A mio parere il popolo ha comunque gli amministratori che si merita, per questo continuo a chiedere che il nostro governo si impegni maggiormente a togliere il falso in bilancio, la prescrizione dall'avvio del giudizio, processi più brevi e garantire le pene certe per non assomigliare/essere come quei "paesi delle banane" succubi del malaffare e senza futuro.
Se invece ci preoccupiamo solo di non disturbare la Lega dei Predatori e i suoi compagni di merende, non saremo mai il partito del Cambiamento e per noi sarà finita.
Laura, per le stesse sue e mie ragioni le chiedo, perché l'Anas non assume personale? Eppure avremmo molte convenienze, con l'acquisizione della rete autostradale: migliori controlli, maggiori entrate per lo Stato, un servizio migliore e più legalità.

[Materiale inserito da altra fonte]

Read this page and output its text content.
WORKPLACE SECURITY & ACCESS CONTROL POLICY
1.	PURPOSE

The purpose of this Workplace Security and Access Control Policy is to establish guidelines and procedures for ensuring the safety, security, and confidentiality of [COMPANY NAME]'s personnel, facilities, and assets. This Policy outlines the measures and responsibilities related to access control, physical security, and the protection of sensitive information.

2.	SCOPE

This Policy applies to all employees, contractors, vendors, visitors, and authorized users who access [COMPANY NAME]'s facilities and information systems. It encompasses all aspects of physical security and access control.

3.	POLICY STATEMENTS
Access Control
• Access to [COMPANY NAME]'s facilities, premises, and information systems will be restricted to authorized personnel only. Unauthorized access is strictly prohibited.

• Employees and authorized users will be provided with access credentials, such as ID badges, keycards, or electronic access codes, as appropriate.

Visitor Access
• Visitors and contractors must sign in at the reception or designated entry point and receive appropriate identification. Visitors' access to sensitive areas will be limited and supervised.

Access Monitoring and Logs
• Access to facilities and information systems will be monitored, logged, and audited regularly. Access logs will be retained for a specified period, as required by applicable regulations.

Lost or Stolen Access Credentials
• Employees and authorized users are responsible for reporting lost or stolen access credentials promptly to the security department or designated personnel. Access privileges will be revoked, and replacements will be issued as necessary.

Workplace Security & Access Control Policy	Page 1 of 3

Forza Castelli, diamo un po' di carica a Toninelli, ricordiamogli cosa è il Movimento.
Buon lavoro.
antonio carbone
24 marzo 2019 alle ore 15:00Mi scusi Laura, ma non si dovevano distribuire ai comuni, i dipendenti delle province, le quali dovevano cessare di esistere? Ci spiega cortesemente cosa è successo? E perché è tutto fermo e messo nell'oblio? W il m5s.
oreste
3 aprile 2019 alle ore 09:40Io non penso che l'assunzione di 40 mila comunali serva a sbloccare i cantieri e gli appalti delle infrastutture che necessitano alla comunita',ma penso invece che siano uno stimolo per rimpinguare le casse comunali con ulteriori tassazioni sulla popolazione con aumento delle tasse dirette e indirette (Addizionali Irpef,IMU,TASI,Rifiuti urbani). Gli appalti ai lavori vanno dati a ditte esterne che costano molto meno ai cittadini.